You're far away now, in the place we don't remember. The womb of our deaths. Is it quiet? Is it peaceful? Are the angels there to greet you, and laugh as they turn you away?

But you wouldn't find angels, would you, dear one? My naughty, wicked boy with your lovely stained skin. There were worse fates waiting for you: I have seen your other death. The stains were lifted (and the new ones, too — bang bang, you shot her down and the ocean turned red) but not the way you wanted. The witch-girl made you scream and she made you beg. Longer and louder than I did. We shall pay her a visit when we're through.

By the witch-girl's hands you would have died helpless and screaming, but I have stopped all that, like a beaver stops the water. (Not that it helps, oh no. The dark waves beat on, and the houses of sticks get washed away. But we keep building, don't we, gnawing away at the wood with our sharp teeth.) I have dammed the river of fate, I have damned your fate, and now together we will make such pretty death. You should thank me.

You will thank me. I will lock you in chains when you wake, and there will be not a drop for you until I have your gratitude and your vow. No more mistakes. No more demons with their straying blue eyes. You will be my yellow-eyed wolf, my loyal dog. Rarf!

Or not. There are always more where you came from. Petty murderers dealing small-time death. Don't think I don't know you, war-bird. I've seen the meat and bone of your insides, and you ran as wetly as the rest. You disgust me. You with your pretty dark hair and dark lips, grunting your pleasure into a plastic cunt. You aren't worthy of me. I should have let you die.

I should kill you now before you wake, tear through your neck with my beaver's teeth. Your blood may still be warm, and I would take more nourishment from it tepid than I ever will from your fingers and your mouth and this—

Part of you is awake already, I see. Hurry up, arms and legs and fingers and toes, join your comrade, and we'll see what can be made of this wasted, wasteful flesh.

I will shape you, little one, I will mold you. You are mine to mend and make, to bend and break, and I can undo you on a whim. Do you hear me now, through your dead ears? I tell you true. Look to your metal bride; her eyelids are rust-stained, but she will bear me witness. I hold your death in my hand, just as I held your life. Will you follow? Will you hail? Your head lulls to the side, your face and neck wet with our joining. I'll take my answer in that.

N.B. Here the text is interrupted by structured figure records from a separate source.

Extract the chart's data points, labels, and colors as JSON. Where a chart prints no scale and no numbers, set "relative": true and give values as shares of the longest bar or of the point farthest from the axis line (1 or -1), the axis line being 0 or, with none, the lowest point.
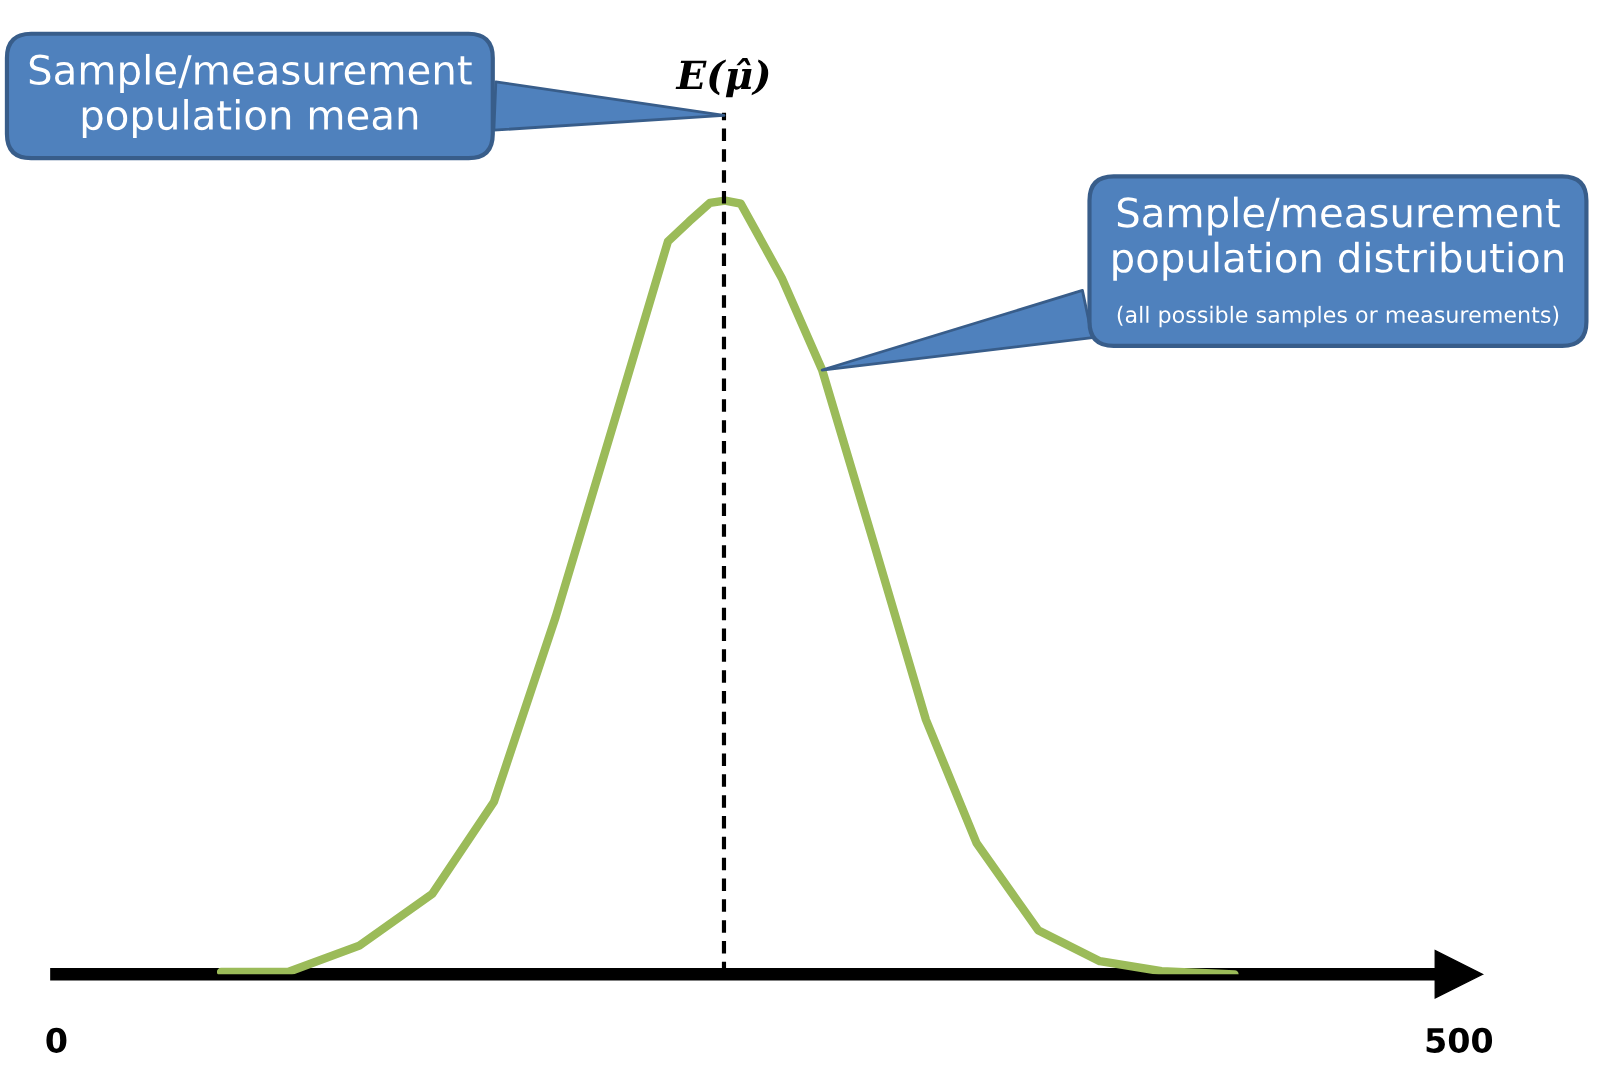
{
  "chart_data": {
    "type": "line",
    "relative": true,
    "x": [
      58.7,
      82.6,
      108,
      134,
      156,
      178,
      200,
      218,
      225.6,
      233,
      238.4,
      244,
      258.6,
      273,
      291.6,
      310,
      328,
      350,
      372,
      394,
      420
    ],
    "series": [
      {
        "color": "#9bbb59",
        "values": [
          0.003,
          0.003,
          0.037,
          0.104,
          0.223,
          0.462,
          0.728,
          0.947,
          0.973,
          0.997,
          1.0,
          0.996,
          0.9,
          0.781,
          0.555,
          0.329,
          0.17,
          0.057,
          0.017,
          0.004,
          0.0
        ]
      }
    ],
    "xlim": [
      0,
      500
    ],
    "xticks": [
      0,
      500
    ],
    "ref_lines": [
      {
        "axis": "x",
        "value": 238,
        "label": "E(μ̂)",
        "color": "#000000",
        "line_style": "dashed"
      }
    ],
    "annotations": [
      {
        "text": "Sample/measurement\npopulation mean",
        "x": 238,
        "y": 1.11
      },
      {
        "text": "Sample/measurement\npopulation distribution",
        "x": 273,
        "y": 0.781
      },
      "(all possible samples or measurements)"
    ],
    "grid": false,
    "legend": false,
    "marker": "none",
    "line_style": "solid"
  }
}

I can feel the sun rising, breathing warm cat's breath down my neck. It pads over to lick your hand but its tongue is rough. We must hide underground with the rats, down in the dark with the wet, slippery things. The sun-cat is not our friend. You will learn, or you will burn. Pretty fire. Don't touch it, child, it's far too hot for the likes of us…

(But still he slips like ashes through my fingers, ashes and dust. Soon, soon, and even I can't hold tight the air. Already it's too late.)

But that is not your fate, at least today. He was a bad pupil, that one. Not like you. We will walk the earth a while, you and I and the other children of Cain, here in the tunnels and sewers and bowels of the world. You with your soiled hands and soiled soul (gone now; I felt it leave: a little fart, your soul): you'll feel right at home here. You can show me the way, my guide dog, my sheep in wolf's clothing.

You are mine, little war-bird, forever and always.

Come, wake, the sun is rising. Open your eyes and greet your mistress.